Because of the region’s long heating season, the potential for district heating is huge. The college serves a lot of remote communities that rely on heating oil or propane to be trucked in with the profits going to the large petroleum multinationals. Converting to district heat would keep the money in the community, develop transferable skills among the unemployed and have the environmental benefits of dramatically reduced emissions.

“What’s been holding it back, from our perspective, is regulatory environment,” says Kelly. “Access to Crown land, access to fibre, building and industrial codes, air emissions – there’s just a whole slew of anti-wood regulations out there because the regulations were designed in Southern Ontario with no idea what the impacts would be in Northern Ontario.”

When the college decided to install biomass-fuelled heating units, the approval process was arduous – it would have been much easier to install diesel generators since all diesel generators on the market have been preapproved. “We want to get the biomass industry to that point. If you go buy a commercially prepared biomass heating unit, you don’t have to worry about an air emissions permit, why would you? It’s cleaner than a diesel unit!”

In remote regions, complex systems don’t work because they’d require access to an engineer for maintenance. Any system adopted in a northern community should not require special training to run and maintain. These simple heating systems exist and can take up to 30 per cent of the load off the electrical systems that are currently at their limits during the peak season – winter.

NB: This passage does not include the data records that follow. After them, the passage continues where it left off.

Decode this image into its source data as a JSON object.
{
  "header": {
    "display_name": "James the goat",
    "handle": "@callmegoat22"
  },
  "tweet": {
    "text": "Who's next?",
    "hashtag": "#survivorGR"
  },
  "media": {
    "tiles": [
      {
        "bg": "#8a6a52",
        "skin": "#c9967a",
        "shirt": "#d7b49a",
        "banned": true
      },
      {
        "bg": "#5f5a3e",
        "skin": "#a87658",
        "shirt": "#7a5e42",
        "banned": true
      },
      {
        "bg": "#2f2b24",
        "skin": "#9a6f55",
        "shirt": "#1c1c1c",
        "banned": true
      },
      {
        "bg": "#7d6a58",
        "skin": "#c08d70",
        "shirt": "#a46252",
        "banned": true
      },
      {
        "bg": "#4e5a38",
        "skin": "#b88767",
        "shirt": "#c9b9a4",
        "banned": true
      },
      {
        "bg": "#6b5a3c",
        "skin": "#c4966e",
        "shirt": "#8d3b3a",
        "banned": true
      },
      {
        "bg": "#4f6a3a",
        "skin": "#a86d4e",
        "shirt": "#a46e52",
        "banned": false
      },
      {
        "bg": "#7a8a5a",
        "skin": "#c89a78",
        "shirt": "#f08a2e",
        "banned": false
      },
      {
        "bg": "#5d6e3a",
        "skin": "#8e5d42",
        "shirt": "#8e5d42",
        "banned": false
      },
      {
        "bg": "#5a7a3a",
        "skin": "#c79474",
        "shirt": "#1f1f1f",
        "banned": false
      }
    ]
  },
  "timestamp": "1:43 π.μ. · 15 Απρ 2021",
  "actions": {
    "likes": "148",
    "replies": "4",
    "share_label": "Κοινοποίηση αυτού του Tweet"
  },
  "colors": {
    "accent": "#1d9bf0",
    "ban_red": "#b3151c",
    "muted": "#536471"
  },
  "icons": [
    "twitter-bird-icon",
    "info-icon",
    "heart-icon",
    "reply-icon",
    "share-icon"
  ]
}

Kurikka recommends woodchip-fired district heating in forest-based communities – a system that can be more economical than pellets though not as efficient because chips have a higher moisture content than pellets. But chippers are common, easier to operate and don’t require a large capital investment, unlike pelletizers, and the fuel supply opportunity remains in the community.

The resources are plenty, research has been done to support the sustainability of producing heat and electricity from waste wood and the economic case is clear. The hurdles that remain are primarily based on public perception but with Ontario Power Generation, Resolute Forest Products and Confederation College moving forward with biomass projects, the tide is turning.

Confederation College builds a bioenergy centre
Confederation College is in the process of building a learning and research centre that will be able to test different wood fuels, boilers and emissions, and act as a training facility. It includes a solar wall that will preheat the intake air for the boilers to further enhance efficiency. Two 500-kilowatt Froling boilers will be heating the 400,000-square-foot main building on campus while also providing information for researchers interested in biomass heat for an institutional application, a small community or a large warehouse.

A smaller 150-kilowatt unit will be dedicated for teaching, demonstration and research. It will have a stand-alone fuel system designed for hopper containers that can be sent to fetch various test fuels. The stand will be placed on load cells that can monitor how much fuel is used in real time.

The building is large and roomy to accommodate students and faculty and will be used to demonstrate and train on biomass heating equipment ranging from 500-kilowatt institutional sized units to small residential housing units.

The storage room will include a walking floor that will move the material up to fall into the trench where it will be fed into the boilers. At peak load, the storage room will include a three day’s supply of wood chips with a moisture content in the 35 per cent range. The chips will be supplied by an urban forestry company that chips wood from Thunder Bay trees at a local wood diversion yard.

The student lab will include primary equipment to check biomass moisture content and sizing for basic tests and advanced boiler and emissions monitoring equipment.